Arianna felt her stomach begin to churn. Fear, trepidation, denial—a hot mix of emotion that burned like acid at her very core. And then suddenly all her pent-up anger surged upward rather than inward. “How dare you!” she whispered. “My father would never have betrayed or cheated his country. Never.”

“We are often the last ones to see fault in the people we love,” said the earl gently.

She saw a stirring of sympathy in the depths of his chocolate-dark gaze, which only goaded her to greater fury. Pity was the last thing on earth she wanted from him.

“You pompous prig,” she hissed. “You just said yourself that there was no proof, yet you show no shame in repeating such scurrilous rumors. Oh, how easy it is to blacken the name of someone who isn’t able to defend himself.”

“Smile,” he warned under his breath. “The other guests will get the wrong impression.”

“On the contrary, we want them to think that I find your company odious,” she said tightly.

“I know this must be hard for you,” he murmured. “But if we don’t explore every possibility, we shall never find the truth—”

“The truth? You don’t care about the truth,” she said bitterly. “This is simply a cerebral challenge for you. A distraction to draw you out of your own morbid musings. A body here, a scandal there—you may tell yourself how very, very smart you are when you piece it all together. As for what lives are ruined in the process, well, for a veteran officer, that’s simply the casualties of war.”

“Have a care about making your own unfair accusations, milady,” responded the earl.

“What about the revelation we just learned from your great-aunt? That seems far more explosive information than some vague twenty-year-old charges against an obscure company,” challenged Arianna. “Do you intend to pursue Lady Spencer as ruthlessly as you have my father?”

“Yes, you may be assured that I won’t spare anyone.”

Nor will I, she thought, as the whirling dervish blur of numbers in her head began to slow and form a more solid shape.

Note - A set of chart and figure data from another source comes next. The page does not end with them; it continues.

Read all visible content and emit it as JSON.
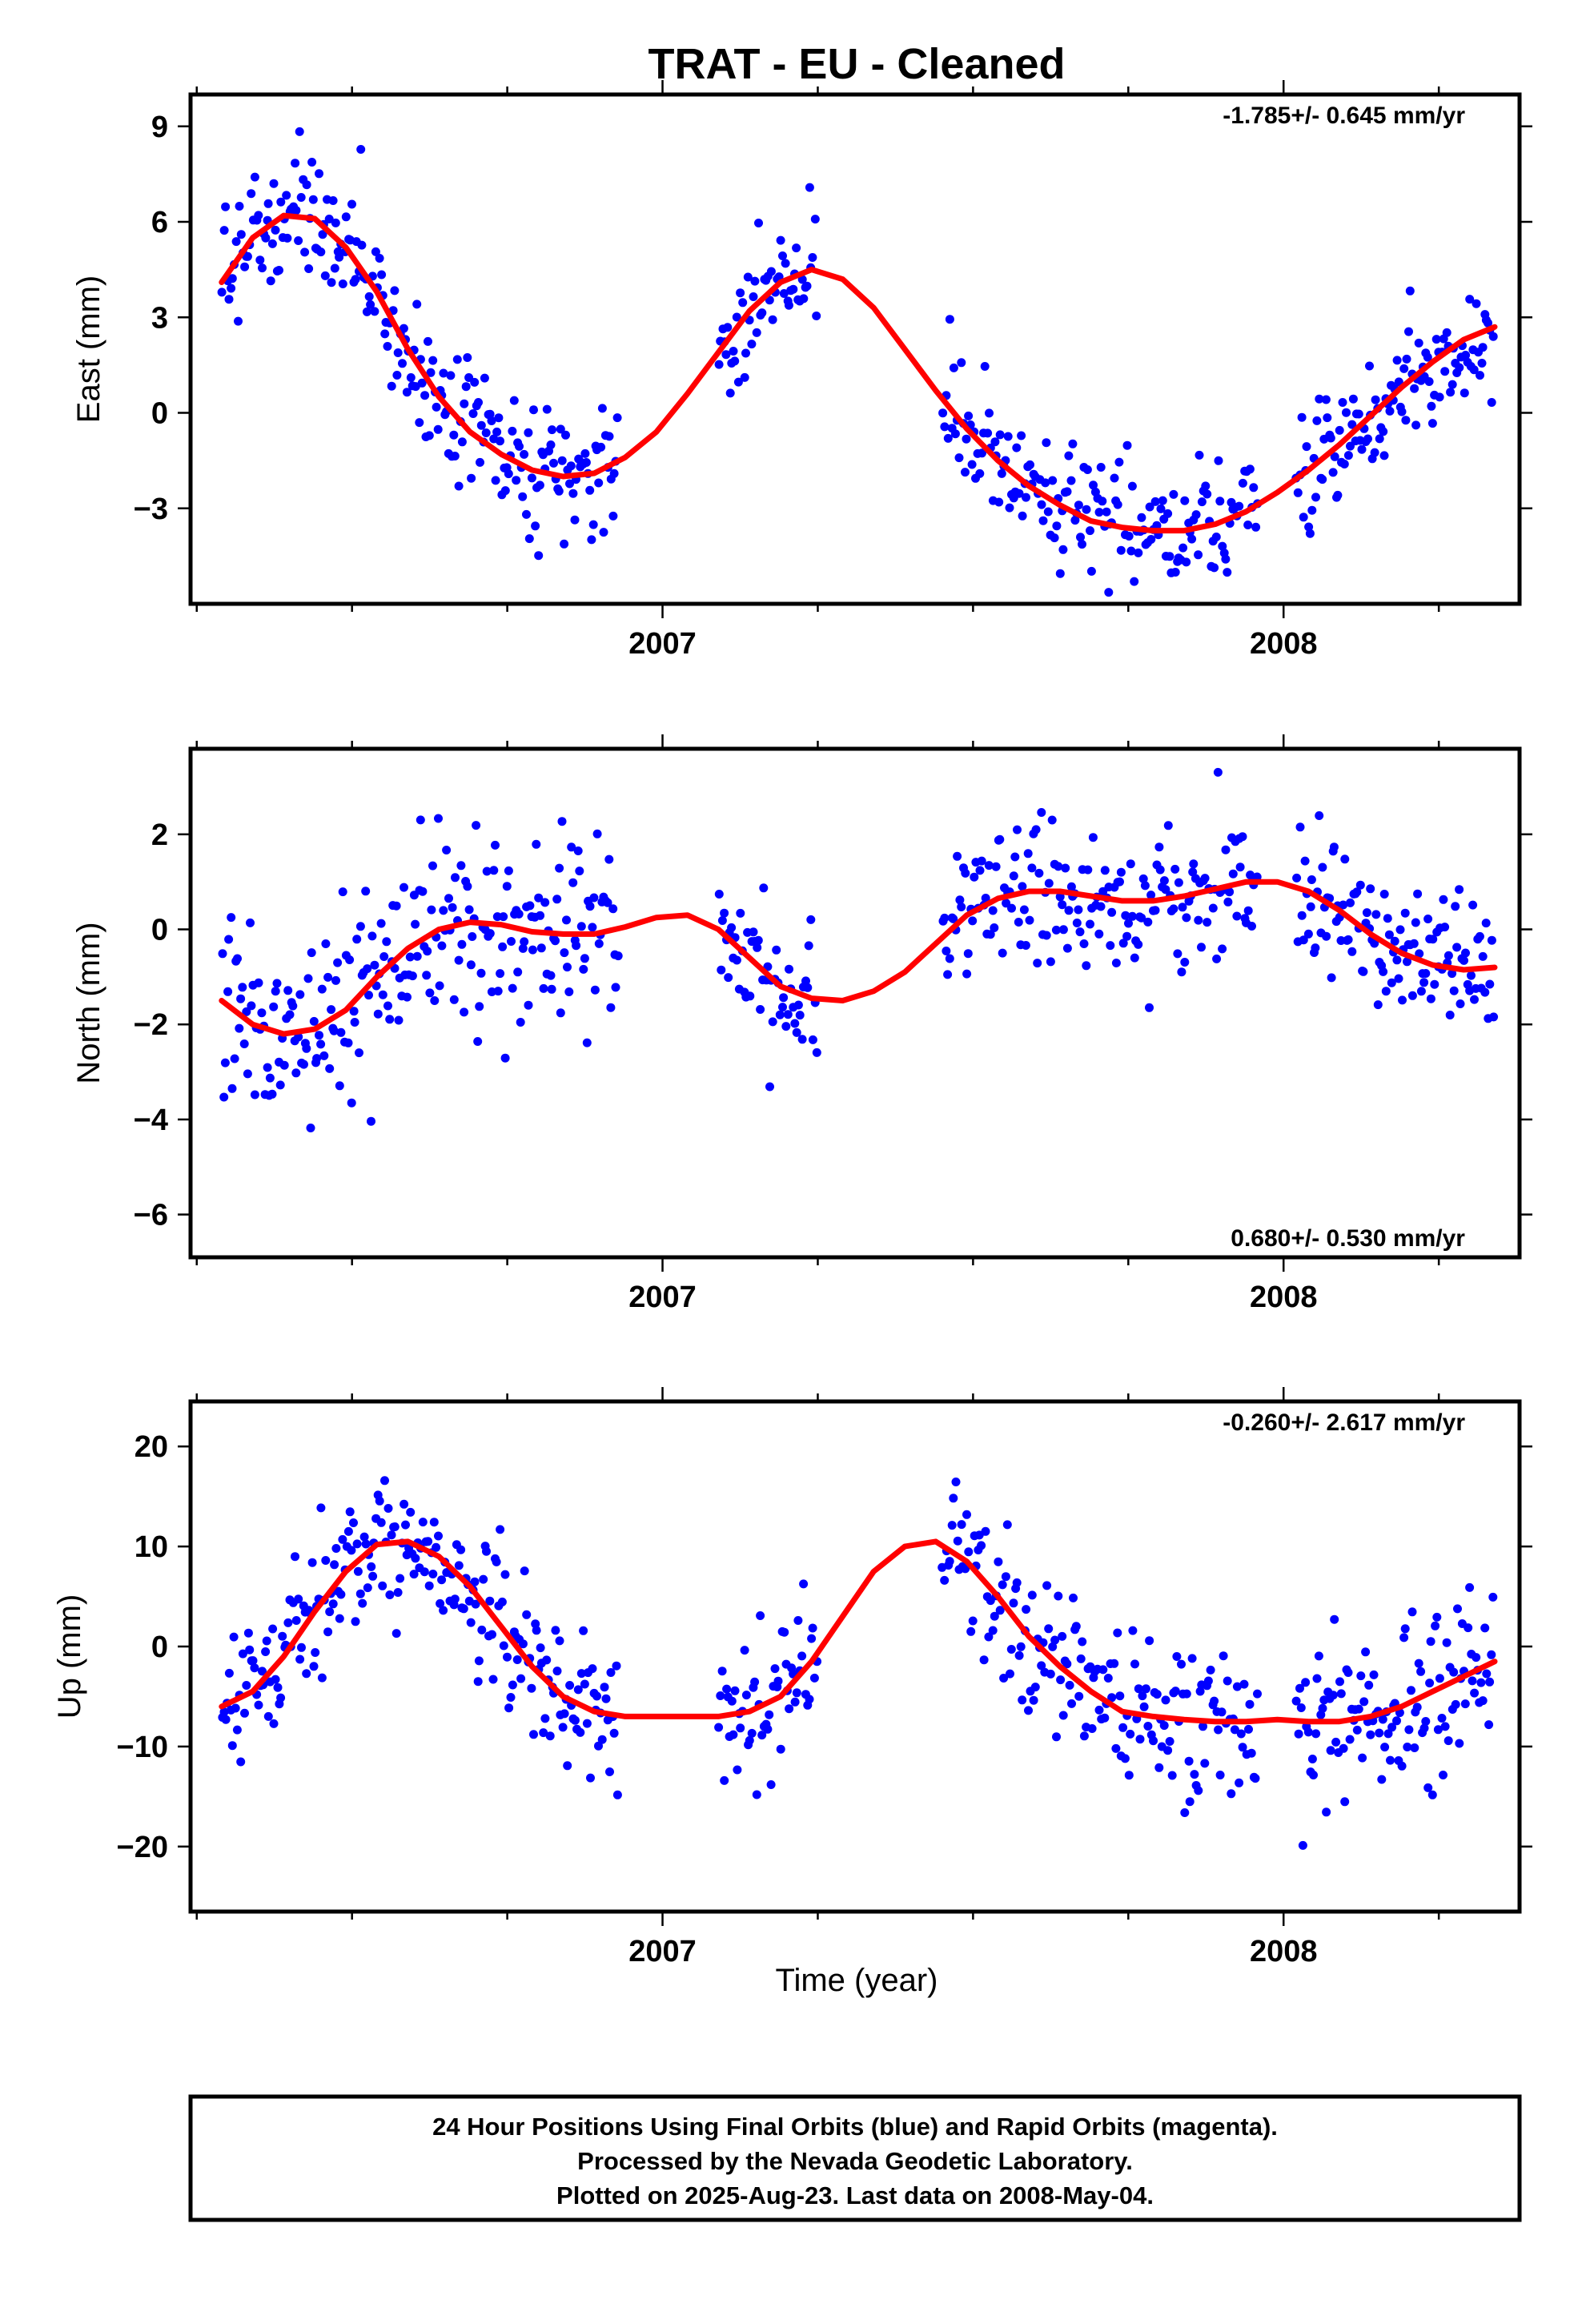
{
  "title": "TRAT  - EU - Cleaned",
  "x_axis_label": "Time (year)",
  "footer": {
    "line1": "24 Hour Positions Using Final Orbits (blue) and Rapid Orbits (magenta).",
    "line2": "Processed by the Nevada Geodetic Laboratory.",
    "line3": "Plotted on 2025-Aug-23. Last data on 2008-May-04."
  },
  "colors": {
    "points": "#0000ff",
    "fit": "#ff0000",
    "frame": "#000000"
  },
  "chart_data": [
    {
      "type": "scatter",
      "component": "East",
      "ylabel": "East (mm)",
      "rate_text": "-1.785+/- 0.645 mm/yr",
      "rate_position": "top-right",
      "xlim": [
        2006.24,
        2008.38
      ],
      "ylim": [
        -6,
        10
      ],
      "x_ticks": [
        2007,
        2008
      ],
      "y_ticks": [
        9,
        6,
        3,
        0,
        -3
      ],
      "y_tick_labels": [
        "9",
        "6",
        "3",
        "0",
        "−3"
      ],
      "grid": false,
      "fit": {
        "x": [
          2006.29,
          2006.34,
          2006.39,
          2006.44,
          2006.49,
          2006.54,
          2006.59,
          2006.64,
          2006.69,
          2006.74,
          2006.79,
          2006.84,
          2006.89,
          2006.94,
          2006.99,
          2007.04,
          2007.09,
          2007.14,
          2007.19,
          2007.24,
          2007.29,
          2007.34,
          2007.39,
          2007.44,
          2007.49,
          2007.54,
          2007.59,
          2007.64,
          2007.69,
          2007.74,
          2007.79,
          2007.84,
          2007.89,
          2007.94,
          2007.99,
          2008.04,
          2008.09,
          2008.14,
          2008.19,
          2008.24,
          2008.29,
          2008.34
        ],
        "y": [
          4.1,
          5.5,
          6.2,
          6.1,
          5.2,
          3.8,
          2.0,
          0.5,
          -0.6,
          -1.3,
          -1.8,
          -2.0,
          -1.9,
          -1.4,
          -0.6,
          0.6,
          1.9,
          3.2,
          4.1,
          4.5,
          4.2,
          3.3,
          2.0,
          0.7,
          -0.5,
          -1.5,
          -2.3,
          -2.9,
          -3.4,
          -3.6,
          -3.7,
          -3.7,
          -3.5,
          -3.1,
          -2.5,
          -1.8,
          -1.0,
          -0.1,
          0.8,
          1.6,
          2.3,
          2.7
        ]
      },
      "segments": [
        {
          "x0": 2006.29,
          "x1": 2006.93,
          "amp": 1.0,
          "n": 230
        },
        {
          "x0": 2007.09,
          "x1": 2007.25,
          "amp": 1.0,
          "n": 55
        },
        {
          "x0": 2007.45,
          "x1": 2007.96,
          "amp": 0.9,
          "n": 170
        },
        {
          "x0": 2008.02,
          "x1": 2008.34,
          "amp": 0.9,
          "n": 115
        }
      ]
    },
    {
      "type": "scatter",
      "component": "North",
      "ylabel": "North (mm)",
      "rate_text": "0.680+/- 0.530 mm/yr",
      "rate_position": "bottom-right",
      "xlim": [
        2006.24,
        2008.38
      ],
      "ylim": [
        -6.9,
        3.8
      ],
      "x_ticks": [
        2007,
        2008
      ],
      "y_ticks": [
        2,
        0,
        -2,
        -4,
        -6
      ],
      "y_tick_labels": [
        "2",
        "0",
        "−2",
        "−4",
        "−6"
      ],
      "grid": false,
      "fit": {
        "x": [
          2006.29,
          2006.34,
          2006.39,
          2006.44,
          2006.49,
          2006.54,
          2006.59,
          2006.64,
          2006.69,
          2006.74,
          2006.79,
          2006.84,
          2006.89,
          2006.94,
          2006.99,
          2007.04,
          2007.09,
          2007.14,
          2007.19,
          2007.24,
          2007.29,
          2007.34,
          2007.39,
          2007.44,
          2007.49,
          2007.54,
          2007.59,
          2007.64,
          2007.69,
          2007.74,
          2007.79,
          2007.84,
          2007.89,
          2007.94,
          2007.99,
          2008.04,
          2008.09,
          2008.14,
          2008.19,
          2008.24,
          2008.29,
          2008.34
        ],
        "y": [
          -1.5,
          -2.0,
          -2.2,
          -2.1,
          -1.7,
          -1.0,
          -0.4,
          0.0,
          0.15,
          0.1,
          -0.05,
          -0.1,
          -0.1,
          0.05,
          0.25,
          0.3,
          0.0,
          -0.6,
          -1.2,
          -1.45,
          -1.5,
          -1.3,
          -0.9,
          -0.3,
          0.3,
          0.65,
          0.8,
          0.8,
          0.7,
          0.6,
          0.6,
          0.7,
          0.85,
          1.0,
          1.0,
          0.8,
          0.4,
          -0.1,
          -0.5,
          -0.75,
          -0.85,
          -0.8
        ]
      },
      "segments": [
        {
          "x0": 2006.29,
          "x1": 2006.93,
          "amp": 1.0,
          "n": 230
        },
        {
          "x0": 2007.09,
          "x1": 2007.25,
          "amp": 0.8,
          "n": 55
        },
        {
          "x0": 2007.45,
          "x1": 2007.96,
          "amp": 0.8,
          "n": 170
        },
        {
          "x0": 2008.02,
          "x1": 2008.34,
          "amp": 0.7,
          "n": 115
        }
      ]
    },
    {
      "type": "scatter",
      "component": "Up",
      "ylabel": "Up (mm)",
      "rate_text": "-0.260+/- 2.617 mm/yr",
      "rate_position": "top-right",
      "xlim": [
        2006.24,
        2008.38
      ],
      "ylim": [
        -26.5,
        24.5
      ],
      "x_ticks": [
        2007,
        2008
      ],
      "y_ticks": [
        20,
        10,
        0,
        -10,
        -20
      ],
      "y_tick_labels": [
        "20",
        "10",
        "0",
        "−10",
        "−20"
      ],
      "grid": false,
      "fit": {
        "x": [
          2006.29,
          2006.34,
          2006.39,
          2006.44,
          2006.49,
          2006.54,
          2006.59,
          2006.64,
          2006.69,
          2006.74,
          2006.79,
          2006.84,
          2006.89,
          2006.94,
          2006.99,
          2007.04,
          2007.09,
          2007.14,
          2007.19,
          2007.24,
          2007.29,
          2007.34,
          2007.39,
          2007.44,
          2007.49,
          2007.54,
          2007.59,
          2007.64,
          2007.69,
          2007.74,
          2007.79,
          2007.84,
          2007.89,
          2007.94,
          2007.99,
          2008.04,
          2008.09,
          2008.14,
          2008.19,
          2008.24,
          2008.29,
          2008.34
        ],
        "y": [
          -6,
          -4.5,
          -1,
          3.5,
          7.5,
          10.2,
          10.5,
          9,
          6,
          2,
          -2,
          -5,
          -6.5,
          -7,
          -7,
          -7,
          -7,
          -6.5,
          -5,
          -1.5,
          3,
          7.5,
          10,
          10.5,
          8.5,
          5,
          1,
          -2,
          -4.5,
          -6.5,
          -7,
          -7.3,
          -7.5,
          -7.5,
          -7.3,
          -7.5,
          -7.5,
          -7,
          -6,
          -4.5,
          -3,
          -1.5
        ]
      },
      "segments": [
        {
          "x0": 2006.29,
          "x1": 2006.93,
          "amp": 3.5,
          "n": 230
        },
        {
          "x0": 2007.09,
          "x1": 2007.25,
          "amp": 4.0,
          "n": 55
        },
        {
          "x0": 2007.45,
          "x1": 2007.96,
          "amp": 3.8,
          "n": 170
        },
        {
          "x0": 2008.02,
          "x1": 2008.34,
          "amp": 4.5,
          "n": 115
        }
      ]
    }
  ]
}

The music must have ended, for on looking up, Arianna saw that the earl was steering their steps for a secluded spot between the marble colonnading and a display of tall potted palms. Grateful for a moment of respite, she took shelter in the leafy shadows.

“I regret that my words caused you pain,” began the earl after a moment of awkward silence.

“You must understand that my father was a dreamer, and in many ways naïve to the ways of the world,” interrupted Arianna. “He was generous, and trusting—perhaps to a fault.” The echo of a rich, baritone laugh danced unbidden across her consciousness. “If there is any truth to what you just told me, it would be because he was manipulated by his friends.”

Innocent, innocent—his dying words reverberated in her head.

“In fact,” she said slowly, “certain things are beginning to make more sense.”

“What makes you say that?” asked Saybrook. Though bladelike shadows cut across his face, making his expression impossible to discern, his voice was sharp with skepticism.

Don’t react, she warned herself. But the words, bitter as bile, had already escaped her lips. “Because he was murdered, sir. Stabbed in a dark alley in Kingston Harbor and left to bleed to death in the filth and garbage. He managed to crawl back to our tavern room, but . . .”

“I am sorry. I didn’t know that.”

Aware that she had already revealed far more than she meant to, Arianna remained silent.